Register the guards by creating a hook to handle app requests in the hooks.server.js or hooks.server.ts file. Utilize the createGuardHook function provided by svelte-guard to register the guards.

// hooks.server.ts
import { createGuardHook } from 'svelte-guard';

const guards = import.meta.glob('./routes/**/-guard.*');
export const handle = createGuardHook(guards);

Additional Configuration

If you have multiple hooks or need to execute guards in a specific sequence, you can utilize the sequence function from @sveltejs/kit/hooks to serialize the hooks.

// hooks.server.ts
import { sequence } from '@sveltejs/kit/hooks';
import { createGuardHook } from 'svelte-guard';

const guards = import.meta.glob('./routes/**/-guard.*');
const GuardHook = createGuardHook(guards);

export const handle = sequence(AuthHook, GuardHook);

Contribution

Contributions to svelte-guard are highly encouraged!

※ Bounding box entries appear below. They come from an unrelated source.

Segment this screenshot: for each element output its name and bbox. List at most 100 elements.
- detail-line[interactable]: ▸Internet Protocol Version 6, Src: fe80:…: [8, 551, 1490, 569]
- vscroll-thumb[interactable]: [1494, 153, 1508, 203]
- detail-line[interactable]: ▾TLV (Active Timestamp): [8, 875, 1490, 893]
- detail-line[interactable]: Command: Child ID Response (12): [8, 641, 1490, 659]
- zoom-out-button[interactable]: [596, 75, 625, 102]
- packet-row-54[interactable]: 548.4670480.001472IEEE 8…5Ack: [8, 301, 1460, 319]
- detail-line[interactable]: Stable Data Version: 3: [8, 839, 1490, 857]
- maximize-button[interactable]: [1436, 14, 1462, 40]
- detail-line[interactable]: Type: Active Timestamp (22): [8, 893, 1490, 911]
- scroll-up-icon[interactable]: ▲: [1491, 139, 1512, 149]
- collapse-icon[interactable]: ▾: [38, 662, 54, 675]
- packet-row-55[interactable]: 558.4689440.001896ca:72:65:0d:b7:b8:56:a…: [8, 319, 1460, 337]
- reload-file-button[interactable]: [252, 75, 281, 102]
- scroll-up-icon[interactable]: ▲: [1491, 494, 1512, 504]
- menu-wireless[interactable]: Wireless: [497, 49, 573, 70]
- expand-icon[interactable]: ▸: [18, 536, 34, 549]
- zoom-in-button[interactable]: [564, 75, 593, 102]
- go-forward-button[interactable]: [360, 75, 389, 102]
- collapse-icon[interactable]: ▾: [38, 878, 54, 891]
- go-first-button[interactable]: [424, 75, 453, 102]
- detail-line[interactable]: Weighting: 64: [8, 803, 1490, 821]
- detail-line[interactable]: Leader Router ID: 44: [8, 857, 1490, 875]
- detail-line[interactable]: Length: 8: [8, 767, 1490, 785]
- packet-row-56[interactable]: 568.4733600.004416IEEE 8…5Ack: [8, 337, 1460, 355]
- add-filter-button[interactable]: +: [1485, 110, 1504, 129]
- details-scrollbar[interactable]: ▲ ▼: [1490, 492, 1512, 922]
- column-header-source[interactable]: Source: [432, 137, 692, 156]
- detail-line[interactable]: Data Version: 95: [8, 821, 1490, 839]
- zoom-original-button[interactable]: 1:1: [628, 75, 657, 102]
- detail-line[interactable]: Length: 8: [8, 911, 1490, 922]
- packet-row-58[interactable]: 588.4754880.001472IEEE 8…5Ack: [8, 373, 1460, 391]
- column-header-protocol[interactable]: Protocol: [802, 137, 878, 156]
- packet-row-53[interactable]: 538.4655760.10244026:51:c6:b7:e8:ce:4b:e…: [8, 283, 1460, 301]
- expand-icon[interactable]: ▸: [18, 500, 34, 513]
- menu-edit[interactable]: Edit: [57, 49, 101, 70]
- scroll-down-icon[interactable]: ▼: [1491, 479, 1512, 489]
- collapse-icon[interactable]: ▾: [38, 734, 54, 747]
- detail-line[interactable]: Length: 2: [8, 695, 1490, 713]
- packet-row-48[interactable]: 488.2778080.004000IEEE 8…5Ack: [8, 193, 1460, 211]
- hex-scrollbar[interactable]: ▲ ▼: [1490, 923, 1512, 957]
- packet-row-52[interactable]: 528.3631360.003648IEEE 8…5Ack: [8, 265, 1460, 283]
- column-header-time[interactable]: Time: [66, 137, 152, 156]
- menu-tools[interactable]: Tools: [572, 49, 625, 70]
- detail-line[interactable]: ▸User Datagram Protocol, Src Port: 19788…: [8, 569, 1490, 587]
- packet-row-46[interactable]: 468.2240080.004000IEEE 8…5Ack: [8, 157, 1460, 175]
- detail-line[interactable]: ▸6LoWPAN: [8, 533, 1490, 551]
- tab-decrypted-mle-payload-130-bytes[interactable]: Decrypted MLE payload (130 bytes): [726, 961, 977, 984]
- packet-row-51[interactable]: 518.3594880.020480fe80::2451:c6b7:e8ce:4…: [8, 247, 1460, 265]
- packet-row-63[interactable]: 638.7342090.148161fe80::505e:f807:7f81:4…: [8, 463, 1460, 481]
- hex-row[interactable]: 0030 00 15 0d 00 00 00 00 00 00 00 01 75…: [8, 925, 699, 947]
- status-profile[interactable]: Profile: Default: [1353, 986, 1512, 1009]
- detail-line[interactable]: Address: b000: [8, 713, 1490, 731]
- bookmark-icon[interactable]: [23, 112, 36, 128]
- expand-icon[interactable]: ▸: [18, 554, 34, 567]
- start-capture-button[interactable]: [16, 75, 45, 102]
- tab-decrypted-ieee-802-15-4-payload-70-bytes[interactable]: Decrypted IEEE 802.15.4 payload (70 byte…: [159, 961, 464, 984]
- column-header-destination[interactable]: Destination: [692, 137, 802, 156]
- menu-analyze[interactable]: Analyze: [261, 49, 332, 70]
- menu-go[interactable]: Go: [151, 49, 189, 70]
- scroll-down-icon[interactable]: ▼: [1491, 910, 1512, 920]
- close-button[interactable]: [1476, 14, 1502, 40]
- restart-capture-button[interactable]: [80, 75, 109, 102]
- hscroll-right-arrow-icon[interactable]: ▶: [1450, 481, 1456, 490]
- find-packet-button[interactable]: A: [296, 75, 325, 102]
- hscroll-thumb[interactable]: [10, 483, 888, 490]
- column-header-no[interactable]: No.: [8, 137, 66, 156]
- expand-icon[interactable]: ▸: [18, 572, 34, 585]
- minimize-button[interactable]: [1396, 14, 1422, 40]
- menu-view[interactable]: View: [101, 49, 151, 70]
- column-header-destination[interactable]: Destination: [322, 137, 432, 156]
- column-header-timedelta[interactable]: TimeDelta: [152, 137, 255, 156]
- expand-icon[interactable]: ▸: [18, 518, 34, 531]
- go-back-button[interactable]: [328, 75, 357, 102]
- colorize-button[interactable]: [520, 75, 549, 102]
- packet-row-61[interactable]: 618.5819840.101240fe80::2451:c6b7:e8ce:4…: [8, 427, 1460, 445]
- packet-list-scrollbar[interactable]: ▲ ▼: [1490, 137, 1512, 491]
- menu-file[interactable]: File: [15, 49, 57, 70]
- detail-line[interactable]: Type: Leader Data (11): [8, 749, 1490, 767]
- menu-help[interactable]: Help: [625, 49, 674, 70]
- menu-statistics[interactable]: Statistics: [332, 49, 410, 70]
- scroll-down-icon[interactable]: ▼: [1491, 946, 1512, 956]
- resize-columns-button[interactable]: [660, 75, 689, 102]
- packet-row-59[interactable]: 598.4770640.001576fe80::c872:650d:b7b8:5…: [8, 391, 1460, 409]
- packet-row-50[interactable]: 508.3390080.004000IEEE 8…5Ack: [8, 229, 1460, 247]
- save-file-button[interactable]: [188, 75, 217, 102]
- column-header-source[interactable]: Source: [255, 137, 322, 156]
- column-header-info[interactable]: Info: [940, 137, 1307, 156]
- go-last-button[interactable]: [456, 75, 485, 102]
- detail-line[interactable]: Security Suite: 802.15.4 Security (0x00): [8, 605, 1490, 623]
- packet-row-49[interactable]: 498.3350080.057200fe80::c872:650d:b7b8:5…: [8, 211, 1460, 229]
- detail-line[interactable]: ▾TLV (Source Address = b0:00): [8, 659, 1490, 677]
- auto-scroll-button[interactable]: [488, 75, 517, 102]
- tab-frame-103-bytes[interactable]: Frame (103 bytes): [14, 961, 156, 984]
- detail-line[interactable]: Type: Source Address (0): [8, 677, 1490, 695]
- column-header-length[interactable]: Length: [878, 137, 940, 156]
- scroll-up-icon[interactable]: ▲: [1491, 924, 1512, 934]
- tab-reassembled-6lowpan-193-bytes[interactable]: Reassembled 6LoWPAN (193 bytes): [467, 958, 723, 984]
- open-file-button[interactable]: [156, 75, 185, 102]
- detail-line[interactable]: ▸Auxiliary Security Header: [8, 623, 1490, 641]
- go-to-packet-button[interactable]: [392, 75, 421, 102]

Whether it's bug fixes, feature enhancements, or new ideas, your contributions are valuable. You can contribute by submitting bug reports, feature requests, or pull requests on GitHub.

For any questions, feedback, or support inquiries, feel free to reach out via the GitHub repository. We're here to help and improve the library together!

License

svelte-guard is licensed under the MIT License. You can find the detailed licensing information in the LICENSE file.